Genre: Action, Sci-Fi, Thriller, Monster, Drama.
Starring: Bryan Cranston, Aaron Taylor-Johnson, Ken Watanabe, Elizabeth Olsen, Sally Hawkins, David Strathairn.
Year Of Release: 2014
Certificate: 12A (UK)
Runtime: 123 Minutes
Director: Gareth Edwards
Synopsis: “The world’s most famous monster is pitted against malevolent creatures who, bolstered by humanity’s scientific arrogance, threaten our very existence.” IMDB
Director Gareth Edwards was given the job to helm “Godzilla” after his sublime directorial efforts in the small budgeted “Monsters” back in 2010. However this time around he was able to make a monster movie with the budget you’d expect to see for this kind of film. That is not to say that he only focused on the big money special effects shots, he also kept true to characters.
With Edwards concentrating on the human side of a monster movie in “Monsters” it wasn’t a surprise to see him see a similar approach with Godzilla. A prologue set in 1999 sees scientist Dr Ishiro Serizawa (Ken Watanabe) discovering a vastly huge skeleton in the Philippines, returning to the nuclear power plant he works we are introduced to Joe Brody (Cranston) who witnesses the complete and utter devastation of a nuclear meltdown losing his wife in the event. Fast forward 15 years and we now see his young son (not so young now) Ford Brody (Taylor-Johnson) returning home after a tour with the US Navy.
Joe Brody continues to obsess over the incident 15 years earlier, still living in Japan, the vast differing elements of the lives between Joe and Ford set up the tone for the emotion you’re about to experience throughout the film. The film is very emotionally driven and we see this from the get go, Craston delivers some of the beautifully tragic moments we have came to expect from a man of his calibre, however the film is set down a bit in the female department, not by the actresses themselves, just that they are not given nearly enough screen time to act that especially goes for Elizabeth Olsen. Sally Hawkins is given a bit more screen time, however not much acting is needed she is just spouting out scientific jargon.
Aaron Taylor-Johnson portrays some nicely acted scenes, playing the very convincing Naval commanding role. Leaving the film without any out and out human hero, but the same can be said about having no human villain.

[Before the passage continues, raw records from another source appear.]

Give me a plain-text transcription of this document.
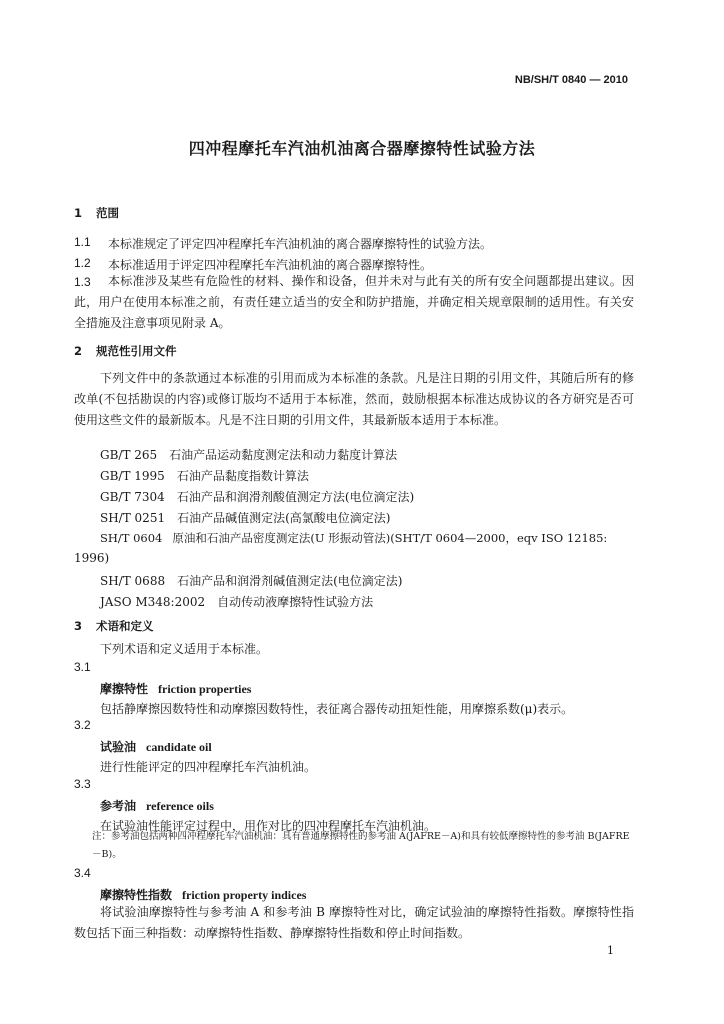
NB/SH/T 0840 — 2010
四冲程摩托车汽油机油离合器摩擦特性试验方法
1 范围
1.1 本标准规定了评定四冲程摩托车汽油机油的离合器摩擦特性的试验方法。
1.2 本标准适用于评定四冲程摩托车汽油机油的离合器摩擦特性。
1.3	本标准涉及某些有危险性的材料、操作和设备，但并未对与此有关的所有安全问题都提出建议。因此，用户在使用本标准之前，有责任建立适当的安全和防护措施，并确定相关规章限制的适用性。有关安全措施及注意事项见附录 A。
2 规范性引用文件
下列文件中的条款通过本标准的引用而成为本标准的条款。凡是注日期的引用文件，其随后所有的修改单(不包括勘误的内容)或修订版均不适用于本标准，然而，鼓励根据本标准达成协议的各方研究是否可使用这些文件的最新版本。凡是不注日期的引用文件，其最新版本适用于本标准。
GB/T 265 石油产品运动黏度测定法和动力黏度计算法
GB/T 1995 石油产品黏度指数计算法
GB/T 7304 石油产品和润滑剂酸值测定方法(电位滴定法)
SH/T 0251 石油产品碱值测定法(高氯酸电位滴定法)
SH/T 0604 原油和石油产品密度测定法(U 形振动管法)(SHT/T 0604—2000，eqv ISO 12185:
1996)
SH/T 0688 石油产品和润滑剂碱值测定法(电位滴定法)
JASO M348:2002 自动传动液摩擦特性试验方法
3 术语和定义
下列术语和定义适用于本标准。
3.1
摩擦特性 friction properties
包括静摩擦因数特性和动摩擦因数特性，表征离合器传动扭矩性能，用摩擦系数(μ)表示。
3.2
试验油 candidate oil
进行性能评定的四冲程摩托车汽油机油。
3.3
参考油 reference oils
在试验油性能评定过程中，用作对比的四冲程摩托车汽油机油。
注：参考油包括两种四冲程摩托车汽油机油：具有普通摩擦特性的参考油 A(JAFRE－A)和具有较低摩擦特性的参考油 B(JAFRE－B)。
3.4
摩擦特性指数 friction property indices
将试验油摩擦特性与参考油 A 和参考油 B 摩擦特性对比，确定试验油的摩擦特性指数。摩擦特性指数包括下面三种指数：动摩擦特性指数、静摩擦特性指数和停止时间指数。
1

We are made to wait a fair amount of time before we get to see a look at the “man” we all came to see, the titular character. There was a wonderful piece I loved, in which it cuts to a TV news report and you see the action on a small screen there buy you feel the destruction still. Some people didn’t enjoy this criticising him using this small scale idea with his huge budget, I for one commend it, was a brilliant scene.
Edwards use of the small scale reveals helps build up the tension, which in turn results in seeing the monster and you instantly remember all the small scale stuff and fall in love even more. You see the jagged spikes, peaking the surface of the sea and you know you’re mere seconds away from one of the best monster reveals ever. Then for them small brief moments you see him in all his glory you know it’s right, he’s a pure animalistic beast as you want from Godzilla not a rip off T-Rex.
Overall I was very impressed with the scale of the film and what Edwards was able to do given this was his first cross over into the big budget blockbusters. He does stay true to his POV based work using visors, cameras and even car windscreens to immerse you in the film. However I will say given this was a Godzilla film he does come across as a supporting character to Aaron Taylor-Johnson, this may leave some audience members dismayed, you just have to appreciate climatic moments and feel their significance when they happen.
My MAIN complaint is that hiring an actor like Bryan Cranston, and killing him off before the hour mark was a HUGE let down, that for me took away from the whole film, Cranston is by far the best talent but wasn’t given enough time for you to fall in love with. If they were to have given Cranston a bigger role in the film I would have given it a higher rating, but for me it just lacked that.